Une relation contractuelle s’est instaurée entre les parties, la SARL WZ CONSTRUCTIONS ayant signé le bon de commande et les devis en référence à ce même chantier le 8 mars 2022.
Le 27 juin 2022, la SARL WZ CONSTRUCTIONS a fait part de ses besoins de livraison par mail à la SAS KP1 afin qu’elle puisse livrer les éléments constitutifs du plancher R+1 aux 22 et 25 juillet 2022, ce qui
a été parfaitement exécuté, et fait également part de son souhait de livraison du plancher R+2 fin de semaine 33, début de semaine 34 soit la semaine du 22 août 2022.
Le 8 juillet 2022, la SARL WZ CONSTRUCTIONS a validé la conformité des plans d’exécution à la SAS KP1 permettant la production des dalles et demandé par ailleurs la confirmation de la livraison du plancher R+2 en semaine 34.
La SAS KP1 a répondu par courriel du 12 août 2022 à la [C] CONSTRUCTIONS, en l’informant de la production des dalles alors réalisées et livrables seulement le 1er et 6 septembre 2022, compte tenu de la période de congés annuels.
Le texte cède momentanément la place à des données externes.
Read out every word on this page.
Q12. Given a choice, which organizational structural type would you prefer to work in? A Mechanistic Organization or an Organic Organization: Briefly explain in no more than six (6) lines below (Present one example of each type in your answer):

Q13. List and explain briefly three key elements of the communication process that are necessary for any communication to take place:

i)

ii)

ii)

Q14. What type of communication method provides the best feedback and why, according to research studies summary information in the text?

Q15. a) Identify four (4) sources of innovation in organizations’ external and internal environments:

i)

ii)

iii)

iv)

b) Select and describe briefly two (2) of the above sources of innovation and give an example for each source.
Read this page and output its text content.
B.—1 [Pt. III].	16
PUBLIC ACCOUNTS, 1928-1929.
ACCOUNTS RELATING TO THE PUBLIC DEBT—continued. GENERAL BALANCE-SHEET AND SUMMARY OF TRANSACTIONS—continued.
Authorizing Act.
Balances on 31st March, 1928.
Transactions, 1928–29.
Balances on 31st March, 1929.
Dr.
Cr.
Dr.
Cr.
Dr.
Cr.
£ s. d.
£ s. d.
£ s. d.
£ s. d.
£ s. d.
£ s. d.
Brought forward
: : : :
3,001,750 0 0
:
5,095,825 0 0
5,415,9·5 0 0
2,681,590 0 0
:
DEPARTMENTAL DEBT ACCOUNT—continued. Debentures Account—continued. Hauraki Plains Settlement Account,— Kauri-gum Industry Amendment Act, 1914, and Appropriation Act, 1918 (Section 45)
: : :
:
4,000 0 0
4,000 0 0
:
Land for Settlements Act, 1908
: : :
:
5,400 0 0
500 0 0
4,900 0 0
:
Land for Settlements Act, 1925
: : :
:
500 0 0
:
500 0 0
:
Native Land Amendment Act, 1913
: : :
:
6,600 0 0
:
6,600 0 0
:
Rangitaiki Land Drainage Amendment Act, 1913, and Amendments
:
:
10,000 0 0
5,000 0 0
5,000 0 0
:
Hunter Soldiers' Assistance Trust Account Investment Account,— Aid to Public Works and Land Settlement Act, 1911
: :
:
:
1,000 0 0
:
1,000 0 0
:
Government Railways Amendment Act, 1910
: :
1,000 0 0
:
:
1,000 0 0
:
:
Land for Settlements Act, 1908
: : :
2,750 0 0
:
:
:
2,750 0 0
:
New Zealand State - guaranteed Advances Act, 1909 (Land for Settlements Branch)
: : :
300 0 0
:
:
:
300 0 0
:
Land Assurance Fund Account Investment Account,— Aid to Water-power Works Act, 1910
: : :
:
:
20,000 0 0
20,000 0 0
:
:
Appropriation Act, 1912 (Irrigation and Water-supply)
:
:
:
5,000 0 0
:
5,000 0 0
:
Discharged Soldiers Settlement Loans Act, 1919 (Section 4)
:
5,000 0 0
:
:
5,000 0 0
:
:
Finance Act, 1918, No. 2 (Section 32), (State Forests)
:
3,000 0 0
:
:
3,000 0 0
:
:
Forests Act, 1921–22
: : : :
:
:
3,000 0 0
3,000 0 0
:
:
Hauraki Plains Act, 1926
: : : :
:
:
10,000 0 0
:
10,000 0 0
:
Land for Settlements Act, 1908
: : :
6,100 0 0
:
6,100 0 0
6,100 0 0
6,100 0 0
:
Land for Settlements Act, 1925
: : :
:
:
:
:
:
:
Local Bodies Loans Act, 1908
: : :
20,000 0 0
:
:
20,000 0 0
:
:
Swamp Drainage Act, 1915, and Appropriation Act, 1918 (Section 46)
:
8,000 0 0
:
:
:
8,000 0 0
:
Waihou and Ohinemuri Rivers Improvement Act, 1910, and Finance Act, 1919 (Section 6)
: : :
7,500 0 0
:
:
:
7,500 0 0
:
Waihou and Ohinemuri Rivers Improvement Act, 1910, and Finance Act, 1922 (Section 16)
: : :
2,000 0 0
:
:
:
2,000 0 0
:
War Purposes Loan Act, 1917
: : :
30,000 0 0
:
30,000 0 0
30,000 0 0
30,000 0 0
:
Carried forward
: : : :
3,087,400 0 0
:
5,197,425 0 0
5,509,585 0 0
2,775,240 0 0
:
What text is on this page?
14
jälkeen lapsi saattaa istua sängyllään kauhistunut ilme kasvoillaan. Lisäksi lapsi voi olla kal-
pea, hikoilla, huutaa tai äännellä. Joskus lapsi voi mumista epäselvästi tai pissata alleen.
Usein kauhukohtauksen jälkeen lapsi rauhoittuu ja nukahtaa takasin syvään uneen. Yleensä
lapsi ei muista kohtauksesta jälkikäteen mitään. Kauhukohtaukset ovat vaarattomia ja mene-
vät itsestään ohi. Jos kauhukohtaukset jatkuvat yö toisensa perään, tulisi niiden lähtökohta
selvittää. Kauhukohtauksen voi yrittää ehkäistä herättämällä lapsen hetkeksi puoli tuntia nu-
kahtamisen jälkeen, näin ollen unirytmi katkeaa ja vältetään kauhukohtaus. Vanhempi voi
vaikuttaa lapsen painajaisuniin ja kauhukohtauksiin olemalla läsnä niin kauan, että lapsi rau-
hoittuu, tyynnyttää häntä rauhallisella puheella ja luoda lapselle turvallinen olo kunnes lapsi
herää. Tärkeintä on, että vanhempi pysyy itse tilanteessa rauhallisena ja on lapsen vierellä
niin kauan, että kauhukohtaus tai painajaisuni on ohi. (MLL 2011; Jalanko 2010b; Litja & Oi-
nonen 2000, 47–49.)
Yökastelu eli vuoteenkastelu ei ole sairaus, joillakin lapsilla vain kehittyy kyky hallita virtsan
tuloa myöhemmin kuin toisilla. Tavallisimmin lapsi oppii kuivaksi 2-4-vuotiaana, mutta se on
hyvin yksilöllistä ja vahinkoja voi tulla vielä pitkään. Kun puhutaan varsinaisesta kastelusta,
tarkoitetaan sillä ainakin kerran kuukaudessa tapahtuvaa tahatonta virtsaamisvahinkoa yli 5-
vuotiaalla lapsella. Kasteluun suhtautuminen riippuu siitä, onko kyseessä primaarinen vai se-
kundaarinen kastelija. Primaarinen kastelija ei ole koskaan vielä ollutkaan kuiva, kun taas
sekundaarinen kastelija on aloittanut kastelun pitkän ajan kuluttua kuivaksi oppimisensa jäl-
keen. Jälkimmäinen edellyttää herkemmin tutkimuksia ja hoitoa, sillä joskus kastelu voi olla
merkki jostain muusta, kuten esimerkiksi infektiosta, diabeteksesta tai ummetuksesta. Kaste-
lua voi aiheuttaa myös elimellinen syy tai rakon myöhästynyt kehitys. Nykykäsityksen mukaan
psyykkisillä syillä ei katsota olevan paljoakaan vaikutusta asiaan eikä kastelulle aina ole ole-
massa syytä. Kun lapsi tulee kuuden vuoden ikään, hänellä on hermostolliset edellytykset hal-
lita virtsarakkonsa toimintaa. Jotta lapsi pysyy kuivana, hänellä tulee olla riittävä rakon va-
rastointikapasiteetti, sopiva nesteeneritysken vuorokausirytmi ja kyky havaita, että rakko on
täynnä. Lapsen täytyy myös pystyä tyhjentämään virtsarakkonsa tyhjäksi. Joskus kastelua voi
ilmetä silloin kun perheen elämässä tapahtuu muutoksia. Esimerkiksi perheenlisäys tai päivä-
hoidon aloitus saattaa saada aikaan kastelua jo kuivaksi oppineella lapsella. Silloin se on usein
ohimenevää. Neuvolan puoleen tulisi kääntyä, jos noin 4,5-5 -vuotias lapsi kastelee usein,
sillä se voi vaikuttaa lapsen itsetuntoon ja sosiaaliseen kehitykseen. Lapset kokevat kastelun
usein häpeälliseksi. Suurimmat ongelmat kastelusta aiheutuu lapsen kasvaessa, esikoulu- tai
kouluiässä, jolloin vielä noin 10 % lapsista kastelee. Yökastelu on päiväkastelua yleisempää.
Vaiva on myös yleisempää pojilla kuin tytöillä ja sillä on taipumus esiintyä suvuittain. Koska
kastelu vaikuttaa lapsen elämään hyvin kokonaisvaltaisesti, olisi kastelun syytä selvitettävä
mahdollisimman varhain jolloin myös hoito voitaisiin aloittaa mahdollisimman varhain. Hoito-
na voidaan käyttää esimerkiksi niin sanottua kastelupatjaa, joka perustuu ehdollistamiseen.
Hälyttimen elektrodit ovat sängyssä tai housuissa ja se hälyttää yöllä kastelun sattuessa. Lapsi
Après échanges entre les sociétés, et en raison des besoins de cadencement du chantier, il a été convenu que la livraison s’opérerait sur deux jours, soit les 5 et 6 septembre 2022, avec un solde de livraison le 14 septembre 2022.
Dans le cadre de cette relation contractuelle, la SAS KP1 a fourni les éléments commandés et émis plusieurs factures, faisant apparaître, après règlement de diverses sommes par la SARL WZ CONSTRUCTIONS, un solde débiteur de 54.707,93 € TTC.
La SARL WZ CONSTRUCTIONS n’a pas contesté l’existence de la relation contractuelle, ni l’émission des factures, mais a soutenu que les dalles du niveau R+2 n’avaient pas été livrées aux dates attendues, entrainant ainsi une suspension temporaire des travaux.
Dès lors, elle fait valoir qu’en raison de cette suspension de travaux, elle s’est vue imputée des pénalités de retard de la part de son client ainsi que des frais supplémentaires de matériel de levage, qu’elle a évalué à la somme totale de 49.935,60 € TTC.
À la suite de divers échanges par courriel et courriers recommandés demeurés infructueux, notamment sur le recouvrement des créances en souffrance, la SAS KP1 a saisi ce tribunal par exploit du 3 avril 2024.
C’est en l’état que la situation se présente.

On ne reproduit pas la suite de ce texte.